Un foyer Covid-19 se déclare à Fresnes : plus de 40 détenus positifs

Un seul de ces prisonniers est hospitalisé. Toute une division est confinée. Chaque détenu sortant de sa cellule doit porter un masque.

 Fresnes. Plus de 500 détenus de la troisième division sont confinés depuis la semaine dernière.
Fresnes. Plus de 500 détenus de la troisième division sont confinés depuis la semaine dernière.  LP/A.-L. A.
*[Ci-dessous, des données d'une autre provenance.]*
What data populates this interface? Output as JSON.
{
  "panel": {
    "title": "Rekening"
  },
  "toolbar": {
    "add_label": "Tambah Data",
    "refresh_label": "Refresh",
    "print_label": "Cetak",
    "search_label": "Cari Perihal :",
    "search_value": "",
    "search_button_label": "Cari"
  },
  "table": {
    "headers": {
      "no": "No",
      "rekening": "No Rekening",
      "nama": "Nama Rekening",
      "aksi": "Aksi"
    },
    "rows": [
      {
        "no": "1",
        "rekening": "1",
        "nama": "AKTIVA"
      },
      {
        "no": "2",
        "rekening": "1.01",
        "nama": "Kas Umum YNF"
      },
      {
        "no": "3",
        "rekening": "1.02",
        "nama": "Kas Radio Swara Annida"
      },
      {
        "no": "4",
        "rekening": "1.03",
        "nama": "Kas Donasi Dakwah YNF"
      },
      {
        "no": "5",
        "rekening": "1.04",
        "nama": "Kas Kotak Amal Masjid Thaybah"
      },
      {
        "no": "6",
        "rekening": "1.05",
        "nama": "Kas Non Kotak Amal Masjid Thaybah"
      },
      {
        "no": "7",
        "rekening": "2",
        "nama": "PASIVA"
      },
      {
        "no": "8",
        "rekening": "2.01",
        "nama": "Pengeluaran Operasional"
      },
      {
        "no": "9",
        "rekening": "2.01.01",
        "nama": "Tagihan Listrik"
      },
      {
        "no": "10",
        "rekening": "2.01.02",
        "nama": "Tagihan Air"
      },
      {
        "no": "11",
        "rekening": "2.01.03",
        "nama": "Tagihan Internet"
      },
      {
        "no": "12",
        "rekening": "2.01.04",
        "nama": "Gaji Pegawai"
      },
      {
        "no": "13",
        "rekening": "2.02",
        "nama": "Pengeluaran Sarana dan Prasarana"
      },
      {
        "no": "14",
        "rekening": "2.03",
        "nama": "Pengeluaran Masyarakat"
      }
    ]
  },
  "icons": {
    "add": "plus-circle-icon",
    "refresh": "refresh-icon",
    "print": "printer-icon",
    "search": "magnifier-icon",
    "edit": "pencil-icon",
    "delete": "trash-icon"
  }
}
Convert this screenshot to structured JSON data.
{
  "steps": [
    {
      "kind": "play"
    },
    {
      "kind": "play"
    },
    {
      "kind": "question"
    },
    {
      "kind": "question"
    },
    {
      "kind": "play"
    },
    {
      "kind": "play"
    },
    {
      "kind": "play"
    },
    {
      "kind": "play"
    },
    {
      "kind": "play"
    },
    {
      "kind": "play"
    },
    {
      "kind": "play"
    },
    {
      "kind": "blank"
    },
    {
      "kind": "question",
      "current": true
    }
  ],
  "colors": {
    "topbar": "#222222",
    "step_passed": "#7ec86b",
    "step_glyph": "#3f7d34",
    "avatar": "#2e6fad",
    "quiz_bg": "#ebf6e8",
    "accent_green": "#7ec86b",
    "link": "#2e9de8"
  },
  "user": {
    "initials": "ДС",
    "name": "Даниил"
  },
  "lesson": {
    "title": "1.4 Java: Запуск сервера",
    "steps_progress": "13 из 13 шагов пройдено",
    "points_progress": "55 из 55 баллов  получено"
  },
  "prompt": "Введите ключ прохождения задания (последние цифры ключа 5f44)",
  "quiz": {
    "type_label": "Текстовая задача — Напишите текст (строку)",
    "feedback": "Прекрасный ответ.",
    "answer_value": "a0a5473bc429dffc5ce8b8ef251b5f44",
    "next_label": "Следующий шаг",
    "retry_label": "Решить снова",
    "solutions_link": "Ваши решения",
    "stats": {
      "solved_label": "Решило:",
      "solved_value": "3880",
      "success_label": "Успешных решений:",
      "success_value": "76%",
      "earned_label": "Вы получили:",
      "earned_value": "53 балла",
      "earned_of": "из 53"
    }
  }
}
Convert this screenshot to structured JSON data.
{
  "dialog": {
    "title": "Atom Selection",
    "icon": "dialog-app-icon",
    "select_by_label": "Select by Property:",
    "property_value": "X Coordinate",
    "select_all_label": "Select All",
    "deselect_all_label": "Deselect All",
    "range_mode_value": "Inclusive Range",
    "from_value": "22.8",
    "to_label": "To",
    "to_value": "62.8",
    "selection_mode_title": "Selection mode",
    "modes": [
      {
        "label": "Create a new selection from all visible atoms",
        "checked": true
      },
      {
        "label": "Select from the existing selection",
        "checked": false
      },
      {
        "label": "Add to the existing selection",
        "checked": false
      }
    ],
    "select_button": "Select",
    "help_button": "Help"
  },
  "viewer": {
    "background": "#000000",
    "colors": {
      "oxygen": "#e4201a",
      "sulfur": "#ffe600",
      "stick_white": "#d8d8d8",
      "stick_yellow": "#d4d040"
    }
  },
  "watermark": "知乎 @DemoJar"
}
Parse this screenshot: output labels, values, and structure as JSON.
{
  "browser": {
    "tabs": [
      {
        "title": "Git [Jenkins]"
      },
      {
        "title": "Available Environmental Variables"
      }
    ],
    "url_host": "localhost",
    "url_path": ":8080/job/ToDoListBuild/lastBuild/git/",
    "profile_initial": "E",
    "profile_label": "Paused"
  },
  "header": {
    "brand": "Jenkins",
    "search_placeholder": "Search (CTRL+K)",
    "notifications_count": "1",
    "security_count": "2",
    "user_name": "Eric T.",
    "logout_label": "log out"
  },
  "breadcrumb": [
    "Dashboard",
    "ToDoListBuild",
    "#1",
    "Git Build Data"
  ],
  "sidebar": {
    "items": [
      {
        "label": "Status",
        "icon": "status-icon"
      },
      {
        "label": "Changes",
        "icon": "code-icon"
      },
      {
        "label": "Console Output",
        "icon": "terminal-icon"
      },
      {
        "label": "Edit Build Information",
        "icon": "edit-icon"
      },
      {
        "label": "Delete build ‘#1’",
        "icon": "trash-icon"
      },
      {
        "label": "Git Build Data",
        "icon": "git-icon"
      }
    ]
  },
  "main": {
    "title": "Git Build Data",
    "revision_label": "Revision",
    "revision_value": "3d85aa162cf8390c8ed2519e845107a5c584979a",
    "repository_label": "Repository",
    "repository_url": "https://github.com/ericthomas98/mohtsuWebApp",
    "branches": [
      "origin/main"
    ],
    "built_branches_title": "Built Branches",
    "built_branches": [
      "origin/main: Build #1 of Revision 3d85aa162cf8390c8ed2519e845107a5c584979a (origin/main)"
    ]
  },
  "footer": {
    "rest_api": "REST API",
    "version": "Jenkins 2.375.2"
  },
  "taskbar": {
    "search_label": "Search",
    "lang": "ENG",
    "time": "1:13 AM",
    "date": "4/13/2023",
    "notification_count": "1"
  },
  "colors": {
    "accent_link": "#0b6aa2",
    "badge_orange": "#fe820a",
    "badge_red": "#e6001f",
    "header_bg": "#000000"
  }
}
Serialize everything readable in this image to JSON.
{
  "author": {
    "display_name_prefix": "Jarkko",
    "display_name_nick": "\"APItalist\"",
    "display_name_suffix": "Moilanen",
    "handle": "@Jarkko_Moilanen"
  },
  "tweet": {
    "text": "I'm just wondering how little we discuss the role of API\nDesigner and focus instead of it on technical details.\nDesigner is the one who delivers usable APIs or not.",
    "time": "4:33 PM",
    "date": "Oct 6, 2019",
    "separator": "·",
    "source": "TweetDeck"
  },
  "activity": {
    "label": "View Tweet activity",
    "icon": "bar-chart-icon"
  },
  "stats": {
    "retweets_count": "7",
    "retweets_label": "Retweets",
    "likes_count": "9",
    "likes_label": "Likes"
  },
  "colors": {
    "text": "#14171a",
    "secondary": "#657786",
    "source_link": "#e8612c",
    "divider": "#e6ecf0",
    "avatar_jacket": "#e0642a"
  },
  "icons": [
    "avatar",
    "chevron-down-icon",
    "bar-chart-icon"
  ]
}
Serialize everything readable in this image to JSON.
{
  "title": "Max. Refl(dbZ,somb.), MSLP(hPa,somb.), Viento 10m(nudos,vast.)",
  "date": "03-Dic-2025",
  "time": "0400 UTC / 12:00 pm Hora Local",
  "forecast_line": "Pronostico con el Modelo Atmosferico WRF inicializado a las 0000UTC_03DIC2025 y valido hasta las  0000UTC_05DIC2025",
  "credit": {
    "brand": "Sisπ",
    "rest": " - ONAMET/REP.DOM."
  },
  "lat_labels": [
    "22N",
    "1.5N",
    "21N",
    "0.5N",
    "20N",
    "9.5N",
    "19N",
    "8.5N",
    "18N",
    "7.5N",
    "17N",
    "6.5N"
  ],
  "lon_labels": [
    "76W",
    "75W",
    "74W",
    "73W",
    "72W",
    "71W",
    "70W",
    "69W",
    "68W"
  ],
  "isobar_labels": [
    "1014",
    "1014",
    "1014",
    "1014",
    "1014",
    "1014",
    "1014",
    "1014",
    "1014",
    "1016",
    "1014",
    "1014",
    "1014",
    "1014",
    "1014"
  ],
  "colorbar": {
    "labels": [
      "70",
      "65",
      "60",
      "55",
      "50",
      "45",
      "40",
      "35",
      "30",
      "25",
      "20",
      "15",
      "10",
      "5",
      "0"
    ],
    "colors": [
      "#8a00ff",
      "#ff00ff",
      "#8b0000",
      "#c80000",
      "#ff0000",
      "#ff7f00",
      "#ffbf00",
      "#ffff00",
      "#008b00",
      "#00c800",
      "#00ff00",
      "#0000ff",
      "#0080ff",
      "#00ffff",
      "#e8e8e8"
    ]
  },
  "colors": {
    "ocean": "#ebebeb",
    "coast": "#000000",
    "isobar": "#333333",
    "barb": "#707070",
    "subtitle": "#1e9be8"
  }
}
Si un couvre-feu est décrété, « promis on le respecte ». C'est la blague qui circule en ce moment à Fresnes. Circule-t-elle plus vite que le virus ? Pas sûr. Depuis la fin de la semaine dernière, le nombre de détenus atteints du Covid-19 augmente de façon impressionnante dans la deuxième prison d'Europe.

En quelques jours, on est passé de deux cas à une « quarantaine », nous précise ce mercredi matin Laurent Ridel, le directeur interrégional des services pénitentiaires d'Ile-de-France. En clair, il y a un foyer. Il s'est déclaré plus précisément dans deux ateliers de la troisième division.

La quarantaine de détenus testés positifs ont été placés « en quatorzaine absolue », souligne la même source. Le point positif, c'est qu'un seul de ces malades a dû être hospitalisé. Et encore, il se trouve en observation et son état de santé n'inspire pas d'inquiétude particulière. Pour l'heure, la prison de Fresnes est de très loin la plus touchée en Ile-de-France et sans doute sur tout le territoire national.

Tous les prisonniers portent des masques

Lundi matin, sur les 44 cas de détenus positifs en Ile-de-France, 33 concernaient l'établissement val-de-marnais. Sept autres concernaient la prison de la Santé à Paris où il a fallu confiner près de 320 prisonniers.

A Fresnes, le confinement de toute la troisième division concerne plus de 500 prisonniers. « Cette division est coupée du reste de la détention pour créer une sorte d'anneau sanitaire », résume Laurent Ridel.

On met à l'écart les détenus à risque et on fait en sorte de limiter les risques à chaque interaction. « Depuis une semaine tous les détenus sont porteurs de masque », annonce le directeur des prisons d'Ile-de-France. Une mesure prise dans les établissements de Paris et de la petite couronne mais que l'administration pénitentiaire « envisage » d'étendre à toute la région.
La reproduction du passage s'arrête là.